Wojewodowie przekazywali Ministrowi Finansów wolne środki z subkont w zarządzanie terminowe lub w zarządzanie overnight. Wytyczne dysponenta Funduszu, zobowiązujące wojewodów do przekazania do jst w 2019 r. środków niezależnie od terminu płatności wykonawcom zadań, spowodowały, że część przekazanych środków przez wiele miesięcy pozostawała niewykorzystana na kontach jst, które często były nieoprocentowane. Zdaniem NIK, gospodarka finansowa i zarządzanie płynnością prowadzące do okresowych nadwyżek zasobów w stosunku do potrzeb nie służą prawidłowej realizacji zasad gospodarowania środkami publicznymi.
Kontrolerzy stwierdzili liczne zaniedbania zarządców dróg w zakresie ewidencjonowania, tworzenia planów rozwoju sieci bądź finansowania inwestycji i remontów, a także oceny stanu technicznego dróg. Zarządcy nie przeprowadzali lub niewłaściwie dokumentowali przebieg kontroli okresowych stanu technicznego dróg i ich objazdów. Roczne informacje o sieci dróg publicznych sporządzone w ośmiu z 20 skontrolowanych jst zawierały nierzetelne dane. Wynikało to m.in. z tego, że w części jst stan zatrudnienia lub przygotowanie zawodowe pracowników w zakresie zarządzania siecią dróg samorządowych nie odpowiadały potrzebom jednostki i zakresowi realizowanych przez nią zadań.
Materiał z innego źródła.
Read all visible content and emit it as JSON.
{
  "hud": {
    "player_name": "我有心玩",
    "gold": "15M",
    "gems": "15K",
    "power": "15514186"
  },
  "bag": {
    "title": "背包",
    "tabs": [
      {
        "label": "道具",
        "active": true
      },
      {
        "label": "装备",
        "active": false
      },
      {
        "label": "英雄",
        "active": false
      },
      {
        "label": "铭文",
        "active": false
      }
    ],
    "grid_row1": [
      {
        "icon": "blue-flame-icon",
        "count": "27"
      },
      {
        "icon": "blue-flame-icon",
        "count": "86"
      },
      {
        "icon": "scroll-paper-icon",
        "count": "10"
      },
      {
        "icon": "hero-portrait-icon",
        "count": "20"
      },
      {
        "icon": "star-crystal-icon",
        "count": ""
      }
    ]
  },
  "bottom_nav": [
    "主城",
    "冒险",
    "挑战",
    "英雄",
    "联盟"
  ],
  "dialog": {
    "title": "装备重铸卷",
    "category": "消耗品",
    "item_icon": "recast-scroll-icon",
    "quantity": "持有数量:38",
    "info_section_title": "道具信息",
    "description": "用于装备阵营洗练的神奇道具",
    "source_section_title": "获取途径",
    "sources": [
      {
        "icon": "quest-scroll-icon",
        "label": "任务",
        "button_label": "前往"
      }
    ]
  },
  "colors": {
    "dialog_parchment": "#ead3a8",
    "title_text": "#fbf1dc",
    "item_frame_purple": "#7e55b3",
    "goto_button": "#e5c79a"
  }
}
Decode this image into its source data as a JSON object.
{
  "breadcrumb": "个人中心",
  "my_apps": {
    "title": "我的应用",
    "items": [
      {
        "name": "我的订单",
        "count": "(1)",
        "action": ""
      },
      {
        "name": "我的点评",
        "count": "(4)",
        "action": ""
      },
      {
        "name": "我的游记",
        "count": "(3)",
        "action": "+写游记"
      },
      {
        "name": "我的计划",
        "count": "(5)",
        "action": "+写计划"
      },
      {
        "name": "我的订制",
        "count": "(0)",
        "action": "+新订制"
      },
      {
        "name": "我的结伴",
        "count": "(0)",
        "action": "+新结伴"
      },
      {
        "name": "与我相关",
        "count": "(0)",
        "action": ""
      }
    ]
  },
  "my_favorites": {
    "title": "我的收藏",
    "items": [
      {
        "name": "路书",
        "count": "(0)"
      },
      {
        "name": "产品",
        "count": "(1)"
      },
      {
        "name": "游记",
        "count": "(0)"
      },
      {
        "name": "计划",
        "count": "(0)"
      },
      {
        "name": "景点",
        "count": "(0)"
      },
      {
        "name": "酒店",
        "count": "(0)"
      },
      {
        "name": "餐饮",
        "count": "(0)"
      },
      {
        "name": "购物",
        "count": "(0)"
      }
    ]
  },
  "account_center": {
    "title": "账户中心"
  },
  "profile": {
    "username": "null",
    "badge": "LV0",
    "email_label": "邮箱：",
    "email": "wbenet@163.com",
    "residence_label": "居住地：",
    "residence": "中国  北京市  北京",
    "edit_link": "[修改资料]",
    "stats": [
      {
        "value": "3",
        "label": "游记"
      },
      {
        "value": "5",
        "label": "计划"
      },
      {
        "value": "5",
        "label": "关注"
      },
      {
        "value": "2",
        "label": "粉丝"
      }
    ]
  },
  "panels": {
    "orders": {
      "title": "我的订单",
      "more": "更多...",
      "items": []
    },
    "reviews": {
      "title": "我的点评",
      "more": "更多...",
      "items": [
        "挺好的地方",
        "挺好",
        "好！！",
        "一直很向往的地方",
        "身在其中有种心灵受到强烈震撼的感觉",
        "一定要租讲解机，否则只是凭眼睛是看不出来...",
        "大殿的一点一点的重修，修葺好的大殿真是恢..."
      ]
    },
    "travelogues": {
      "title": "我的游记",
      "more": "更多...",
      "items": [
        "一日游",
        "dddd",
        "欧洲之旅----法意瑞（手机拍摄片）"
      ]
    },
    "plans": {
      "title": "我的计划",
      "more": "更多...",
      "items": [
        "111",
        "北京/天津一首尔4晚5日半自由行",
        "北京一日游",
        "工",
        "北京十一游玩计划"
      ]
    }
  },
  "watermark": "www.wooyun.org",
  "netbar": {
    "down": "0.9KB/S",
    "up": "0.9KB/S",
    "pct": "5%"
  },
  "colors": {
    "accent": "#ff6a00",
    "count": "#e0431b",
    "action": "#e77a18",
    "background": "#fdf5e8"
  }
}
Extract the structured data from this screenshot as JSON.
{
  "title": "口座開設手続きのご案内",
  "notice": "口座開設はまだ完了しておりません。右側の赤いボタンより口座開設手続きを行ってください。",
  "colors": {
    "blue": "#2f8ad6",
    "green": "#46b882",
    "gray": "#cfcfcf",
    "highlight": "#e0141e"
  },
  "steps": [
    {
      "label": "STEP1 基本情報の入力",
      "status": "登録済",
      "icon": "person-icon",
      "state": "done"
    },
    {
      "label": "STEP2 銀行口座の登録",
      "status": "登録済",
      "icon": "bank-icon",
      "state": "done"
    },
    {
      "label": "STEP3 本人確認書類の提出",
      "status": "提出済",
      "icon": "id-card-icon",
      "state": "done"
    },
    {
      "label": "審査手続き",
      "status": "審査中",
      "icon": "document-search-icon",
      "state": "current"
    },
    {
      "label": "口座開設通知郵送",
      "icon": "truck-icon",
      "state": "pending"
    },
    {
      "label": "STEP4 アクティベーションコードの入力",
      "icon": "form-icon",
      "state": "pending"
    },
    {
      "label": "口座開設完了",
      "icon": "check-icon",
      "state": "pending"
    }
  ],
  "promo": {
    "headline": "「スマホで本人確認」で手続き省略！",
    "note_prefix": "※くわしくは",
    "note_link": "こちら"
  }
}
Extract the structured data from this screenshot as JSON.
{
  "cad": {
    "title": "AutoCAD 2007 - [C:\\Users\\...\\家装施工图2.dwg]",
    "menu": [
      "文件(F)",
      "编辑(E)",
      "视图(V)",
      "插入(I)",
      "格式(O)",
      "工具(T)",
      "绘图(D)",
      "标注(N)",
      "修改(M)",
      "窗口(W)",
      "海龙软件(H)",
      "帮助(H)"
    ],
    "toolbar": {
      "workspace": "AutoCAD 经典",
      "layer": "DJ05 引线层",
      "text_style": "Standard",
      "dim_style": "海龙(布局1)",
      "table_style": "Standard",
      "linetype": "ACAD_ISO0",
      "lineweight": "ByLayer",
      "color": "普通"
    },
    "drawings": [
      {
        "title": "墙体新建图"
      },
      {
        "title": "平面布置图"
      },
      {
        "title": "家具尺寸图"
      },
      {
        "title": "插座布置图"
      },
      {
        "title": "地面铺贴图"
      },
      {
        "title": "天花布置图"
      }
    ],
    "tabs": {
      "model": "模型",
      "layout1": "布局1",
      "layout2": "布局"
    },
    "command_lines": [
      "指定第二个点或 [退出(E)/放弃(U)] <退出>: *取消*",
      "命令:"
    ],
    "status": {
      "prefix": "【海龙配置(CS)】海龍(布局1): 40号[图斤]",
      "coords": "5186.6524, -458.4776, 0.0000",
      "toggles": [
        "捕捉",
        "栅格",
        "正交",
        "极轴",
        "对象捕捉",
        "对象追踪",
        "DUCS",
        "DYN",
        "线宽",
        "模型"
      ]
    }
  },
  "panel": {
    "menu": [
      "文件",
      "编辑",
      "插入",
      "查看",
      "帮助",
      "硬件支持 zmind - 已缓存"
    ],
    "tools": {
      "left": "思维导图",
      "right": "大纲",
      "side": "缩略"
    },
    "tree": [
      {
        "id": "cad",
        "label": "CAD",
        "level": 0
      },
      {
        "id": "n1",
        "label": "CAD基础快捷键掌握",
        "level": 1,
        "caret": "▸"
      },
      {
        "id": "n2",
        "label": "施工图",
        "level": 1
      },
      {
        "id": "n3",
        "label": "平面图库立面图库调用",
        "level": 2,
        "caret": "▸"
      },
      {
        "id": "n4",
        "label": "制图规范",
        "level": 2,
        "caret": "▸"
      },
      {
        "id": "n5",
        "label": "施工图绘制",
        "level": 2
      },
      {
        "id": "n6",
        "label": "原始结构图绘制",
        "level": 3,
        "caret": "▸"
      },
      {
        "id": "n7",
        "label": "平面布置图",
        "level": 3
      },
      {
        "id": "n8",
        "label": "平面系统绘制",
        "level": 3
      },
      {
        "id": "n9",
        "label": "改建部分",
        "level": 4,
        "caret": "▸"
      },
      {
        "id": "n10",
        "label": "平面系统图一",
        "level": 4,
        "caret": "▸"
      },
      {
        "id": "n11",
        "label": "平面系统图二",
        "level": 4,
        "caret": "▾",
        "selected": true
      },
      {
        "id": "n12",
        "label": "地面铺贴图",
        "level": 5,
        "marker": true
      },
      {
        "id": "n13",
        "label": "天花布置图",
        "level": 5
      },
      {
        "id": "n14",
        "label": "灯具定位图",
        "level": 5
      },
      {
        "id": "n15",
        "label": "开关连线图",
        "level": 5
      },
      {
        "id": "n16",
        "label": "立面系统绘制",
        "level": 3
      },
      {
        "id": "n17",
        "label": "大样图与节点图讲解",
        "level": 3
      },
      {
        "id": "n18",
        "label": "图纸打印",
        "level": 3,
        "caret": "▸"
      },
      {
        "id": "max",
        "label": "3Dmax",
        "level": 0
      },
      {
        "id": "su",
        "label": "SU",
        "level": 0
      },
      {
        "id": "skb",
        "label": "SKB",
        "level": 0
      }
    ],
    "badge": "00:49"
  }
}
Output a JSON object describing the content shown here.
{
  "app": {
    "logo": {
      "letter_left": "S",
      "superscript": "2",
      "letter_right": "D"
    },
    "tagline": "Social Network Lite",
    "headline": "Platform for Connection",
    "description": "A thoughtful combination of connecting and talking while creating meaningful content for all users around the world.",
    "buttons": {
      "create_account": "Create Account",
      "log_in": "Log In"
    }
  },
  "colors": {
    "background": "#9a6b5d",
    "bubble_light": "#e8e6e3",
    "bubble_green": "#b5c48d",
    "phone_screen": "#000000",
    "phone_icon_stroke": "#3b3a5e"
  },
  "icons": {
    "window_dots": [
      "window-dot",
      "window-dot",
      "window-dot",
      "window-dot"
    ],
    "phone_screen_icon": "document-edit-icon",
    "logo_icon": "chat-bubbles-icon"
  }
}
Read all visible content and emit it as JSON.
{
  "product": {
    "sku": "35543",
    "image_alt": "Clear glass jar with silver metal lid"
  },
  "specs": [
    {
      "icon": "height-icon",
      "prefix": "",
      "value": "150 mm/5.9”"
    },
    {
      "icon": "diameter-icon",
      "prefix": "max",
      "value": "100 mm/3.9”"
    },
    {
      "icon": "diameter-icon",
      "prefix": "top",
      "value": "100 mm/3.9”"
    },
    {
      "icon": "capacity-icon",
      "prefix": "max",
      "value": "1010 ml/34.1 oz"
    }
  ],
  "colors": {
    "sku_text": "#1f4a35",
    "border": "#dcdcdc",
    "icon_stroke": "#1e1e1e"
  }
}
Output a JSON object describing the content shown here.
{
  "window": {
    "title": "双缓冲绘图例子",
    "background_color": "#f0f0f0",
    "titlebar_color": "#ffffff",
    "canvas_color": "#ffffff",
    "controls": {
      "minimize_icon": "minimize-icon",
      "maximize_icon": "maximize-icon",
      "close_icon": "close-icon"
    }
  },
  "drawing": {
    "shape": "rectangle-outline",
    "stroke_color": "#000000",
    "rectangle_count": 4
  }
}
W jednej jednostce (Powiatowy Zarząd Dróg w Żywcu) opracowanie dokumentacji oraz nadzór inwestorski nad realizacją zadań inwestycyjnych, w tym dofinansowanych z FDS, zlecane były podmiotom zewnętrznym – pomimo wykwalifikowanego personelu własnego. Jednocześnie udzielano tego typu zamówień z pominięciem prawa zamówień publicznych. Przy tym dyrektor żywieckiego PZD – jako osoba fizyczna posiadająca stosowne uprawnienia budowlane – wielokrotnie wykonywał na rzecz jednej z firm czynności związane z realizacją w jej imieniu nadzoru inwestorskiego przy projektach drogowych gmin powiatu żywieckiego. W ocenie NIK, może to świadczyć o występowaniu mechanizmów korupcjogennych i konflikcie interesów.
W dwóch wnioskach o dofinansowanie zadań Zarząd Powiatu w Żywcu podał nieprawdziwą informację uzasadniającą wymianę nawierzchni jezdni, która zdaniem NIK była zbędnym rozszerzeniem zakresu robót budowlanych, wprowadzonym do wniosku, by zwiększyć szanse na pozyskanie dofinansowania z FDS. NIK oceniła to jako działanie niegospodarne.
Jst zazwyczaj prawidłowo realizowały zadania dofinansowane z FDS. W jednym wypadku kontrolerzy stwierdzili wiele nieprawidłowości polegających m.in. na ustanowieniu inspektora nadzoru inwestorskiego dopiero po zgłoszeniu przez wykonawcę gotowości do odbioru wybudowanego odcinka drogi; na odbiorze tego zadania pomimo niezrealizowania zadania w pełni; a także na oddaniu drogi do użytkowania 136 dni po terminie wskazanym w umowie o dofinansowanie. W trakcie kontroli wyszły na jaw jeszcze inne nieprawidłowości wynikające z naruszenia postanowień umów zawartych przez jst z wykonawcami oraz umów o dofinansowanie, dotyczące m.in. niewyegzekwowania dokumentów od wykonawców, naruszenia ustalonego terminu oddania dróg do użytkowania czy niepowiadomienia wojewody o zmianie zakresu rzeczowego zadania.